On January 30, the WHO declared COVID-19 (C19) a global health emergency. In the 9 weeks since, the lives of most everyone in the developed world has been radically altered.
Beyond the destabilizing personal and social impact of C19, the pace and breadth of these changes across the business world have been profound. As ones who’ve lived and invested through the dot-com bust and the Great Recession, as both company operators and as venture investors, we’ve collected our thoughts on some of the trends we see emerging from this current moment and how these shifts will inform future investment opportunities for venture firms and Limited Partners alike.
1. The Remote Workforce Collaboration Revolution shifts into hyper drive.

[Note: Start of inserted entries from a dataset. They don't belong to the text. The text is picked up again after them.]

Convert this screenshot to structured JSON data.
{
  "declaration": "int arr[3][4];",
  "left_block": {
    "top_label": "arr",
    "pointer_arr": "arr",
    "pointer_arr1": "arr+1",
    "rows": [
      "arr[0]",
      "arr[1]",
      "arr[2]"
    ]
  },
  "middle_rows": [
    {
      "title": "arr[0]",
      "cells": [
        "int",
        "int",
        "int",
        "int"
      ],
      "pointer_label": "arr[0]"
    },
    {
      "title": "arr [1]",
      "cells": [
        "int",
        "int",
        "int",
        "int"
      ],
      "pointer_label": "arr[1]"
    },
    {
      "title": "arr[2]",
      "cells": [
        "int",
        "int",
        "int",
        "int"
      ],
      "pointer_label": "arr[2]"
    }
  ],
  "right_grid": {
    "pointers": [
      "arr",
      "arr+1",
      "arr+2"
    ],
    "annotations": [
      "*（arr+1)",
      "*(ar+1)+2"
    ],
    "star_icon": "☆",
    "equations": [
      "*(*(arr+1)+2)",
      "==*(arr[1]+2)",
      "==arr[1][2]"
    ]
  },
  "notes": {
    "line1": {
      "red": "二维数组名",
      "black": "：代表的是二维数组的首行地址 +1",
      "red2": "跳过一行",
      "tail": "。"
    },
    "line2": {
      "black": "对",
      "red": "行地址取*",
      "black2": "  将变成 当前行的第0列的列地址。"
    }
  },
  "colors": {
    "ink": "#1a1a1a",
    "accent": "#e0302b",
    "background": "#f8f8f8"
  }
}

One of the clear early winners of the WFH boom has been the videoconference and team collaboration platform providers and those companies providing related tools and services. As one oft-cited example of this, video conference company Zoom recently achieved a market cap of $45 Billion, making the 9-year old company worth more than General Motors. Granted, Remote Workforce Collaboration has been an active trend for some time — and a core investment theme for us at Catapult — as companies have increasingly sought to decouple their human assets (employees) from their physical assets (expensive offices.) This desire by enterprises, traditionally focused on cost containment, is not a new one. What’s changed has been how these same companies are recognizing more of the strategic advantages, not simply the cost advantages, in spinning up remote teams — i.e., speed to market, employee flexibility, the ability to access global talent pools, etc. While C19 clearly did not launch the remote workforce revolution, it has accelerated it dramatically. As we exit this crisis, we expect the imperative to be ‘global from day one’ for many companies will become part of the standard operating playbook.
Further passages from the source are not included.